Like many pastoralists around the world, until recently most Tibetan herders have not been able to participate actively in regional planning and decision-making processes. In addition, with the recent introduction of environmental and development policies such as "return grazing land to grassland" (tuimu huancao), "ecological migration" (shengtai yimin) and the establishment of protected areas such as the Sanjiangyuan National Nature Reserve in Qinghai Province, China, there is real possibility that Tibetan herders' livelihoods will change drastically, maybe even permanently. This carries with it significant concern for local people's long-term socio-economic well-being. One of the main purposes of Plateau Perspectives work in China has been to trial and demonstrate just how pastoral communities may in fact live sustainably on the land, and how social services may be provided in cost-effective ways. Through the development of a unique partnership with the nature reserve, new forms of "collaborative management" have been introduced to the project area, which may lead to more equitable development as well as a greater ownership of conservation initiatives and empowerment for local communities in the target area. Through the project reviewed in this presentation, local voices have begun to be heard at higher government levels -- and local people are now becoming more genuine partners in the processes affecting their lives.

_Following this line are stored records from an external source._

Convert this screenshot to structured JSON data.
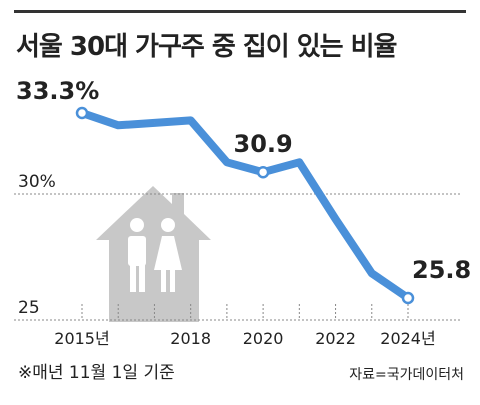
{
  "header": {
    "title": "서울 30대 가구주 중 집이 있는 비율"
  },
  "footer": {
    "note": "※매년 11월 1일 기준",
    "source": "자료=국가데이터처"
  },
  "colors": {
    "line": "#4a90d9",
    "house": "#c8c8c8",
    "grid": "#888888"
  },
  "chart_data": {
    "type": "line",
    "title": "서울 30대 가구주 중 집이 있는 비율",
    "x": [
      2015,
      2016,
      2017,
      2018,
      2019,
      2020,
      2021,
      2022,
      2023,
      2024
    ],
    "series": [
      {
        "values": [
          33.3,
          32.8,
          32.9,
          33.0,
          31.3,
          30.9,
          31.3,
          29.0,
          26.8,
          25.8
        ]
      }
    ],
    "ylim": [
      25,
      34
    ],
    "y_gridlines": [
      {
        "value": 30,
        "label": "30%"
      },
      {
        "value": 25,
        "label": "25"
      }
    ],
    "x_ticks": [
      {
        "value": 2015,
        "label": "2015년"
      },
      {
        "value": 2018,
        "label": "2018"
      },
      {
        "value": 2020,
        "label": "2020"
      },
      {
        "value": 2022,
        "label": "2022"
      },
      {
        "value": 2024,
        "label": "2024년"
      }
    ],
    "annotations": [
      {
        "x": 2015,
        "y": 33.3,
        "label": "33.3%"
      },
      {
        "x": 2020,
        "y": 30.9,
        "label": "30.9"
      },
      {
        "x": 2024,
        "y": 25.8,
        "label": "25.8"
      }
    ],
    "marked_points": [
      2015,
      2020,
      2024
    ],
    "grid": true
  }
}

Marc Foggin has worked in China for around 15 years, focusing his attention on conservation and community development in the heart of the Tibetan plateau. He is founding director of the international non-profit organization, Plateau Perspectives. He resides in Qinghai Province with his wife Marion, a Scottish community paediatrician, and works regularly with colleagues from many different sectors and administrative levels. Dr Foggin also is Associate Professor in the School of Geography and Life Sciences, Qinghai Normal University.